Pelalawan, (Sekoci 24. Co) – Kabupaten Pelalawan menghadapi tantangan besar setelah dana transfer ke daerah (TKD) sebesar Rp277 miliar rupiah dipangkas. Pemotongan ini menimbulkan kekhawatiran bagi masyarakat, terutama yang pelayanan publik, Selasa, 21 Oktober 2025
Sekretaris Komisi IV DPRD Pelalawan, Dedy Prianto mengatakan, pemotongan anggaran diharapkan tidak menyasar pelayanan kesehatan, terutama program Universal Health Coverage (UHC) yang selama ini menjadi tonggak penting dalam kesejahteraan masyarakat.
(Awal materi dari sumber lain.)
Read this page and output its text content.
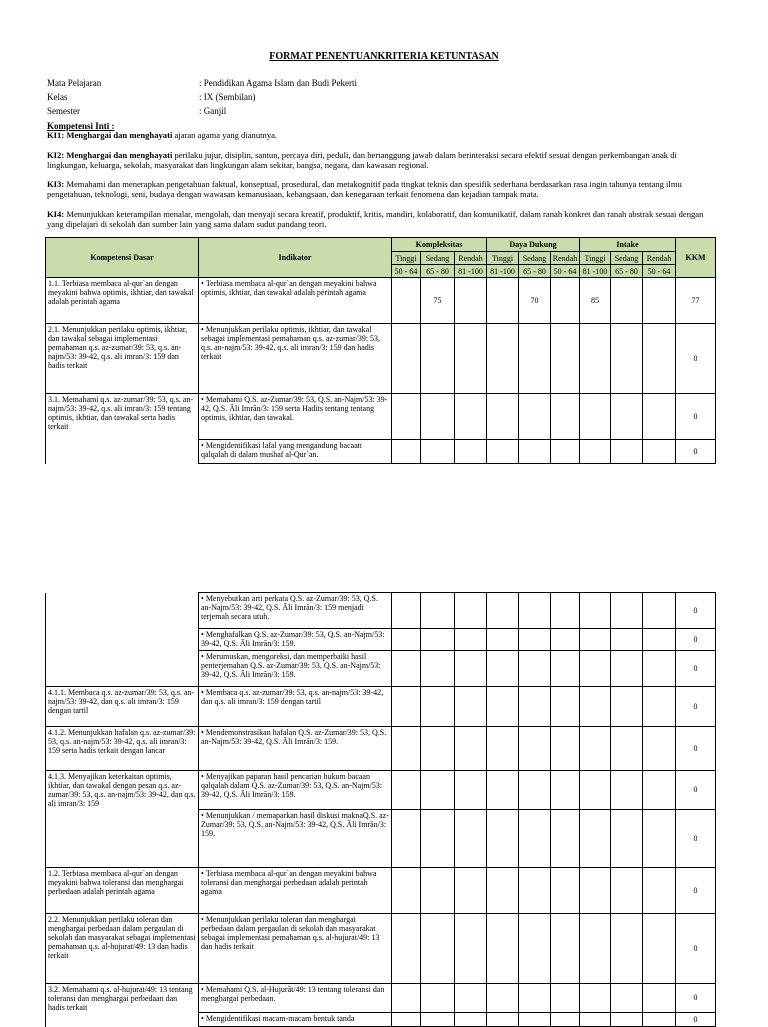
FORMAT PENENTUANKRITERIA KETUNTASAN
Mata Pelajaran	: Pendidikan Agama Islam dan Budi Pekerti
Kelas	: IX (Sembilan)
Semester	: Ganjil
Kompetensi Inti :
KI1: Menghargai dan menghayati ajaran agama yang dianutnya.
KI2: Menghargai dan menghayati perilaku jujur, disiplin, santun, percaya diri, peduli, dan bertanggung jawab dalam berinteraksi secara efektif sesuai dengan perkembangan anak di lingkungan, keluarga, sekolah, masyarakat dan lingkungan alam sekitar, bangsa, negara, dan kawasan regional.
KI3: Memahami dan menerapkan pengetahuan faktual, konseptual, prosedural, dan metakognitif pada tingkat teknis dan spesifik sederhana berdasarkan rasa ingin tahunya tentang ilmu pengetahuan, teknologi, seni, budaya dengan wawasan kemanusiaan, kebangsaan, dan kenegaraan terkait fenomena dan kejadian tampak mata.
KI4: Menunjukkan keterampilan menalar, mengolah, dan menyaji secara kreatif, produktif, kritis, mandiri, kolaboratif, dan komunikatif, dalam ranah konkret dan ranah abstrak sesuai dengan yang dipelajari di sekolah dan sumber lain yang sama dalam sudut pandang teori.
Kompetensi Dasar	Indikator	Kompleksitas			Daya Dukung			Intake			KKM
		Tinggi	Sedang	Rendah	Tinggi	Sedang	Rendah	Tinggi	Sedang	Rendah	
		50 - 64	65 - 80	81 -100	81 -100	65 - 80	50 - 64	81 -100	65 - 80	50 - 64	
1.1. Terbiasa membaca al-qur`an dengan meyakini bahwa optimis, ikhtiar, dan tawakal adalah perintah agama	• Terbiasa membaca al-qur`an dengan meyakini bahwa optimis, ikhtiar, dan tawakal adalah perintah agama		75			70		85			77
2.1. Menunjukkan perilaku optimis, ikhtiar, dan tawakal sebagai implementasi pemahaman q.s. az-zumar/39: 53, q.s. an-najm/53: 39-42, q.s. ali imran/3: 159 dan hadis terkait	• Menunjukkan perilaku optimis, ikhtiar, dan tawakal sebagai implementasi pemahaman q.s. az-zumar/39: 53, q.s. an-najm/53: 39-42, q.s. ali imran/3: 159 dan hadis terkait										0
3.1. Memahami q.s. az-zumar/39: 53, q.s. an-najm/53: 39-42, q.s. ali imran/3: 159 tentang optimis, ikhtiar, dan tawakal serta hadis terkait	• Memahami Q.S. az-Zumar/39: 53, Q.S. an-Najm/53: 39-42, Q.S. Āli Imrān/3: 159 serta Hadits tentang tentang optimis, ikhtiar, dan tawakal.										0
	• Mengidentifikasi lafal yang mengandung bacaan qalqalah di dalam mushaf al-Qur`an.										0
	• Menyebutkan arti perkata Q.S. az-Zumar/39: 53, Q.S. an-Najm/53: 39-42, Q.S. Āli Imrān/3: 159 menjadi terjemah secara utuh.										0
	• Menghafalkan Q.S. az-Zumar/39: 53, Q.S. an-Najm/53: 39-42, Q.S. Āli Imrān/3: 159.										0
	• Merumuskan, mengoreksi, dan memperbaiki hasil penterjemahan Q.S. az-Zumar/39: 53, Q.S. an-Najm/53: 39-42, Q.S. Āli Imrān/3: 159.										0
4.1.1. Membaca q.s. az-zumar/39: 53, q.s. an-najm/53: 39-42, dan q.s. ali imran/3: 159 dengan tartil	• Membaca q.s. az-zumar/39: 53, q.s. an-najm/53: 39-42, dan q.s. ali imran/3: 159 dengan tartil										0
4.1.2. Menunjukkan hafalan q.s. az-zumar/39: 53, q.s. an-najm/53: 39-42, q.s. ali imran/3: 159 serta hadis terkait dengan lancar	• Mendemonstrasikan hafalan Q.S. az-Zumar/39: 53, Q.S. an-Najm/53: 39-42, Q.S. Āli Imrān/3: 159.										0
4.1.3. Menyajikan keterkaitan optimis, ikhtiar, dan tawakal dengan pesan q.s. az-zumar/39: 53, q.s. an-najm/53: 39-42, dan q.s. ali imran/3: 159	• Menyajikan paparan hasil pencarian hukum bacaan qalqalah dalam Q.S. az-Zumar/39: 53, Q.S. an-Najm/53: 39-42, Q.S. Āli Imrān/3: 159.										0
	• Menunjukkan / memaparkan hasil diskusi maknaQ.S. az-Zumar/39: 53, Q.S. an-Najm/53: 39-42, Q.S. Āli Imrān/3: 159.										0
1.2. Terbiasa membaca al-qur`an dengan meyakini bahwa toleransi dan menghargai perbedaan adalah perintah agama	• Terbiasa membaca al-qur`an dengan meyakini bahwa toleransi dan menghargai perbedaan adalah perintah agama										0
2.2. Menunjukkan perilaku toleran dan menghargai perbedaan dalam pergaulan di sekolah dan masyarakat sebagai implementasi pemahaman q.s. al-hujurat/49: 13 dan hadis terkait	• Menunjukkan perilaku toleran dan menghargai perbedaan dalam pergaulan di sekolah dan masyarakat sebagai implementasi pemahaman q.s. al-hujurat/49: 13 dan hadis terkait										0
3.2. Memahami q.s. al-hujurat/49: 13 tentang toleransi dan menghargai perbedaan dan hadis terkait	• Memahami Q.S. al-Hujurāt/49: 13 tentang toleransi dan menghargai perbedaan.										0
	• Mengidentifikasi macam-macam bentuk tanda										0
Menurutnya, pelayanan kesehatan gratis tidak boleh menjadi korban pemotongan. Program UHC harus dipertahankan bahkan ditingkatkan karena kesehatan masyarakat adalah investasi jangka panjang yang berdampak luas.
Politisi PKS itu menyebut, program UHC saat ini telah menjangkau hampir 100 persen populasi, menyediakan layanan mulai dari pemeriksaan rutin hingga penanganan medis darurat tanpa biaya.
Pemotongan anggaran di sektor ini berpotensi menimbulkan efek domino berupa meningkatnya beban kesehatan yang memicu pengeluaran lebih besar di masa depan.
Pemotongan dana sebesar Rp277 miliar memaksa pemerintah daerah melakukan penyesuaian di berbagai sektor, termasuk infrastruktur, pendidikan dan sosial. Namun, Dedy mengingatkan pentingnya kreativitas dan solidaritas agar layanan kesehatan gratis tetap berjalan tanpa hambatan.
Ia juga mengimbau agar kebijakan anggaran tidak menunda penyelesaian masalah kesehatan yang sudah ditangani bersama
Saya juga mengapresiasi Pemda Pelalawan yang masih serius terhadap pelayanan kesehatan gratis untuk masyarakat masih menjadi prioritas utama,” sebutnya.
Ia menilai, momen sulit ini membuka ruang diskusi publik lebih luas mengenai prioritas anggaran daerah di tengah ketidakpastian ekonomi.
Dedy berharap, dengan kebijakan yang bijaksana dan kemauan politik kuat, pelayanan vital seperti UHC akan terus memberikan manfaat dan harapan bagi warga Kabupaten Pelalawan.